Not every school uses the same weighting system. Some add only 0.5 points for Honors and a full point for AP/IB. Others cap the weighted scale at 5.0. Check your school’s student handbook or ask your guidance counselor which system your transcript reflects.

Cumulative GPA Across Multiple Years

Your cumulative GPA includes every graded course from freshman year through wherever you currently stand. The math is identical to the credit-weighted formula, just applied across all semesters at once.

Pull out your transcript and list every course, its credit value, and the grade you earned. Convert grades to point values (boosted values if you’re calculating weighted), multiply each by credits, sum up the quality points, and divide by total credits. That single number is your cumulative GPA.

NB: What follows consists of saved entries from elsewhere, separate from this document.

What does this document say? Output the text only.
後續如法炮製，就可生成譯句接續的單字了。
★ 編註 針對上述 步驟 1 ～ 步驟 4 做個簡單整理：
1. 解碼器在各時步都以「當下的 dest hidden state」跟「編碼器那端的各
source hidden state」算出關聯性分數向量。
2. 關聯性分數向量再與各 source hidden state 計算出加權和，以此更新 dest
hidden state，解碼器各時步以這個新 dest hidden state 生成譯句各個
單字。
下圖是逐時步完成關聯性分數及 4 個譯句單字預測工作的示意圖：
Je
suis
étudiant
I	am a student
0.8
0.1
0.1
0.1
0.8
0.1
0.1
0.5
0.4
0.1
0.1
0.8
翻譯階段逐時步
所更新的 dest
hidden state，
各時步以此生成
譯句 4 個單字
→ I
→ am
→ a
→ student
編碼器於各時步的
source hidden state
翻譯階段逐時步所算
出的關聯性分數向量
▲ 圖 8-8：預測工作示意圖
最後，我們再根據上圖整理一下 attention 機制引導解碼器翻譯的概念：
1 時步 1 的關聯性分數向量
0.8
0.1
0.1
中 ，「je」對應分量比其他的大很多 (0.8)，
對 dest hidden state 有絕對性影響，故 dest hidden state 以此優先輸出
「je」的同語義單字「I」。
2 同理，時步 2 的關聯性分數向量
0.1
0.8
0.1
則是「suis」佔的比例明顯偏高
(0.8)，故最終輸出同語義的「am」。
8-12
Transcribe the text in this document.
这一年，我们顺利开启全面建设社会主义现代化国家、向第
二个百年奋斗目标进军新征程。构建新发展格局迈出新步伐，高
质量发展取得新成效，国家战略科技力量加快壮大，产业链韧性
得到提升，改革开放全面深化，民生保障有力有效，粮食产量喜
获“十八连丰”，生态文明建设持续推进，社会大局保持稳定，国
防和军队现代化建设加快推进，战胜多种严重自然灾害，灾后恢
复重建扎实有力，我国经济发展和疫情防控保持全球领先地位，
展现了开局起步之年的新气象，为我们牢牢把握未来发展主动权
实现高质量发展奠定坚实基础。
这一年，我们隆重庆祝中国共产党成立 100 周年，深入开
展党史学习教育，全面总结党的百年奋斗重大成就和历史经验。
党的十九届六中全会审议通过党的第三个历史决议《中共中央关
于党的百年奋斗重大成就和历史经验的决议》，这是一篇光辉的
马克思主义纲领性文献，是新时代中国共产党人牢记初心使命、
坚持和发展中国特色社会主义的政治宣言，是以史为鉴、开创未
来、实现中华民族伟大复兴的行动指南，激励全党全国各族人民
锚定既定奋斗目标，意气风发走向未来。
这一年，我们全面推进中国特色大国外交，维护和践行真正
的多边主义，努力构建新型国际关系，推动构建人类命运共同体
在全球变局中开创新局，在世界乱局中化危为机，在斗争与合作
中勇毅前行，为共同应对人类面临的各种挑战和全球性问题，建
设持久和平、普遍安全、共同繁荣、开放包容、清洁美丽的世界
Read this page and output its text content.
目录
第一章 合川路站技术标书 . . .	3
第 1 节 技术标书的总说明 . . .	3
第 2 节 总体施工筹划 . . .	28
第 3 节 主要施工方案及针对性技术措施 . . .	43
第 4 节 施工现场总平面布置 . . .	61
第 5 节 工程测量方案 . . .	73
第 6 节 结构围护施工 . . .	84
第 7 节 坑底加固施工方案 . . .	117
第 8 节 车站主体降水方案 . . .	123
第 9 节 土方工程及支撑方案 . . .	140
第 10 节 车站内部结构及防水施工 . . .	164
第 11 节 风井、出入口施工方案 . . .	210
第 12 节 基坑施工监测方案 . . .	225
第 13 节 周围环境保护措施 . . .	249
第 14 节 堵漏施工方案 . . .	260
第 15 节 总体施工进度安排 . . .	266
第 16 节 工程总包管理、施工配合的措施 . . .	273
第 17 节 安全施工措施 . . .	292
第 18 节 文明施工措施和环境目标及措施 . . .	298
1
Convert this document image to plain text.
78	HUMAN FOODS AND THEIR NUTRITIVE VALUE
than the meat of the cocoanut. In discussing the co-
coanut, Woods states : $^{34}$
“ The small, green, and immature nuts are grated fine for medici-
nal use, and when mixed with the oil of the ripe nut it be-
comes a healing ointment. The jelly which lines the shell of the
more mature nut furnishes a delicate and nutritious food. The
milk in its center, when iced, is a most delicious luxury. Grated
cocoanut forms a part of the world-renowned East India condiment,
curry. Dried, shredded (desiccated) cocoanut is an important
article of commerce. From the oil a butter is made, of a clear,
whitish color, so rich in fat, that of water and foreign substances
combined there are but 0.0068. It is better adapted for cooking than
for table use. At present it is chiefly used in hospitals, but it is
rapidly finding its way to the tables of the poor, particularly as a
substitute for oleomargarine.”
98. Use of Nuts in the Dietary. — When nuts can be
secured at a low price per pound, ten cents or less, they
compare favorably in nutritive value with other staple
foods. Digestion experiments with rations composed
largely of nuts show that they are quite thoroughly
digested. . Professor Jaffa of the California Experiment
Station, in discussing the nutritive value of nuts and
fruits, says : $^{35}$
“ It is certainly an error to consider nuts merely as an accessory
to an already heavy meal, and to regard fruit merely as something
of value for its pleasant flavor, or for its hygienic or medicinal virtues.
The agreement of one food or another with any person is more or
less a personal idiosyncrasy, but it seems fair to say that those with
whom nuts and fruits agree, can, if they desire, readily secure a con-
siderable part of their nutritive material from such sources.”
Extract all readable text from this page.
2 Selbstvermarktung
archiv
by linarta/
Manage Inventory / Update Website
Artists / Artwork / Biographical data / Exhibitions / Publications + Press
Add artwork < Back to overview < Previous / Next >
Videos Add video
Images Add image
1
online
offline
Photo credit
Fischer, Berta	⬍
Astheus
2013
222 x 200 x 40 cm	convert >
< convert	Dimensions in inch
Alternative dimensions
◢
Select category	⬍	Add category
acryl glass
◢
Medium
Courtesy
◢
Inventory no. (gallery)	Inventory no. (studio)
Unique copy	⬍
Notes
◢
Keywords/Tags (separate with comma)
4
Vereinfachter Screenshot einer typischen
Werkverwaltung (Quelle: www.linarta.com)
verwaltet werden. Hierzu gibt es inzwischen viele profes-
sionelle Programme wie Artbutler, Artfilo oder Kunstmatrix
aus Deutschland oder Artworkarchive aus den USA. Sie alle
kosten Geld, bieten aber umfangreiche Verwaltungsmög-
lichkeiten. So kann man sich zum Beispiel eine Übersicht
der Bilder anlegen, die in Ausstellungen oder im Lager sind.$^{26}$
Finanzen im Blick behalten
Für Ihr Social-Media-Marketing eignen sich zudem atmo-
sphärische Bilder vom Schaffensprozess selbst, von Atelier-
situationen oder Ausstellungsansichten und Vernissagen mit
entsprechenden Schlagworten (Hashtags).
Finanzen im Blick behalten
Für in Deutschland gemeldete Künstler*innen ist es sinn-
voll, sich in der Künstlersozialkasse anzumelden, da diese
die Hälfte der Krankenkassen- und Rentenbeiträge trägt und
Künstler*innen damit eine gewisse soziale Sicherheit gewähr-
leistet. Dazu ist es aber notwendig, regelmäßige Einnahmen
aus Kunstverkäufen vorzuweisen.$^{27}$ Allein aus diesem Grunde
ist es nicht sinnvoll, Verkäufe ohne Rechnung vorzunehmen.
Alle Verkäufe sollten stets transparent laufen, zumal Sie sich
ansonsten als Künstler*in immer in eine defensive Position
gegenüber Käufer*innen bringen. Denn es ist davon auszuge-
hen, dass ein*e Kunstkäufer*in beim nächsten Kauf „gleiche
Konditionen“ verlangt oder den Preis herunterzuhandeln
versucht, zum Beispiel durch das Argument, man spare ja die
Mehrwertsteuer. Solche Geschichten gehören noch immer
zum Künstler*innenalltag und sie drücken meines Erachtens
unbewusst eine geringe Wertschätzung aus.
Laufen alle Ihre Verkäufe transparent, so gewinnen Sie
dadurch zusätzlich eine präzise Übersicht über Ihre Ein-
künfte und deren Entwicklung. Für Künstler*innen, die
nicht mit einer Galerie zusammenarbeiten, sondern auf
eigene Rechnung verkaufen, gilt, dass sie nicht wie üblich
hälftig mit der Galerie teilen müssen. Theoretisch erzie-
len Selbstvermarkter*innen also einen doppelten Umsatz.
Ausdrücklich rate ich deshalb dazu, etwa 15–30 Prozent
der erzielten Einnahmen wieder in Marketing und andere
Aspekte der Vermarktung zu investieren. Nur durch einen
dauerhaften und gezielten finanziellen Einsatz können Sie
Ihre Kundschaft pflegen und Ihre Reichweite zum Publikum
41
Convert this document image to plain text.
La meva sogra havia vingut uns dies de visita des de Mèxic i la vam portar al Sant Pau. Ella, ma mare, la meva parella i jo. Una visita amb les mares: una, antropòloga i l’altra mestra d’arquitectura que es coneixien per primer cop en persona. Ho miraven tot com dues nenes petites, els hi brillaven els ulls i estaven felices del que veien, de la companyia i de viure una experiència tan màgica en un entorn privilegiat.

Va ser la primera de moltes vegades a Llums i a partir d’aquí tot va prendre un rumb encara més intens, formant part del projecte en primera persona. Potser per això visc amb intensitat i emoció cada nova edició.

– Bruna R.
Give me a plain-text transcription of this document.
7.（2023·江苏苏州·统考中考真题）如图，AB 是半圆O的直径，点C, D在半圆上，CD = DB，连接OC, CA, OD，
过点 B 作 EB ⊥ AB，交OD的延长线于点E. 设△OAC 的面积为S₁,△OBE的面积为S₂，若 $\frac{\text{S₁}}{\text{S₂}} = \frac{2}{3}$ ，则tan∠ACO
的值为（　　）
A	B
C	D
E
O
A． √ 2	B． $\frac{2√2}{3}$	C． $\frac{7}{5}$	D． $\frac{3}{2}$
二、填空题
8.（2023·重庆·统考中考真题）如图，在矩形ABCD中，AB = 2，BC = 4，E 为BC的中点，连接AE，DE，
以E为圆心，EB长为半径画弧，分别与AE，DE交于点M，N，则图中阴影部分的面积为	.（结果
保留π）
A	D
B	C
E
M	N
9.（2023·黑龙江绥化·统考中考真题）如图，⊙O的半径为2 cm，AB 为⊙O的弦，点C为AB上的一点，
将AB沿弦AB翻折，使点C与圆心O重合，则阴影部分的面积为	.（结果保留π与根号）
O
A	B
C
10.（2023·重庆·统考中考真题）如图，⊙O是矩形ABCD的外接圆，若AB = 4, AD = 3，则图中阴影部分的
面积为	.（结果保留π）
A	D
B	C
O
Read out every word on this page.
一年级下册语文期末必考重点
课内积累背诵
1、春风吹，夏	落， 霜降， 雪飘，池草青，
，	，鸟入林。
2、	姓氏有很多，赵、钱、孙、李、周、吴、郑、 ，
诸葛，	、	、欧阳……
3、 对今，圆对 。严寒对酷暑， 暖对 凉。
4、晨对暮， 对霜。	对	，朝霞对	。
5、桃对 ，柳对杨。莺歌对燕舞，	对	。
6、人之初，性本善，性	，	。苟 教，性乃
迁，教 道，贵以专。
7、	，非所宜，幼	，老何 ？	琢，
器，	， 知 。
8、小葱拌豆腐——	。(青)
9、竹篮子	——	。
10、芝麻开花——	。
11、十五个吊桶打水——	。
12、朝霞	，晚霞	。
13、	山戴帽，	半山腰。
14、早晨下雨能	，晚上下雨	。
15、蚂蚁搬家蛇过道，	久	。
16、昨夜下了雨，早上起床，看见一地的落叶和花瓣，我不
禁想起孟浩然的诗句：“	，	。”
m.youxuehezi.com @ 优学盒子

If you only have your GPA and credit totals for each individual semester or year, you can still combine them. Multiply each semester’s GPA by its credit total to get quality points for that period, add up quality points across all semesters, then divide by the grand total of credits. For example, if you earned a 3.5 over 12 credits in fall and a 3.8 over 14 credits in spring, that’s (3.5 × 12) + (3.8 × 14) = 42 + 53.2 = 95.2 quality points over 26 credits, giving you a cumulative GPA of 3.66.

Quick Percentage-to-GPA Conversion

If your school uses a 100-point percentage scale rather than letter grades, here’s a more granular conversion:

  • 93–100: 4.0
  • 90–92: 3.7
  • 87–89: 3.3
  • 83–86: 3.0
  • 80–82: 2.7
  • 77–79: 2.3
  • 73–76: 2.0
  • 70–72: 1.7
  • 67–69: 1.3
  • 65–66: 1.0
  • Below 65: 0.0

This table follows the scale published by several colleges, though your school may draw the cutoffs slightly differently. Use your school’s official scale if one is printed on your transcript or report card.

Which GPA Colleges Actually See

When you apply to college, admissions offices typically receive your official transcript, which lists your school’s calculated GPA. Some colleges recalculate it using their own scale, stripping out non-core electives or adjusting the weighting for AP and Honors courses. That means the number you calculate at home might not match exactly what a college uses, but it will be very close and is the best tool you have for tracking your own progress.

Knowing how to run the calculation yourself lets you set grade targets for each semester. If you’re heading into junior year with a 3.4 and want to reach 3.6 by graduation, you can plug in hypothetical grades and credit loads to see exactly what it takes to get there.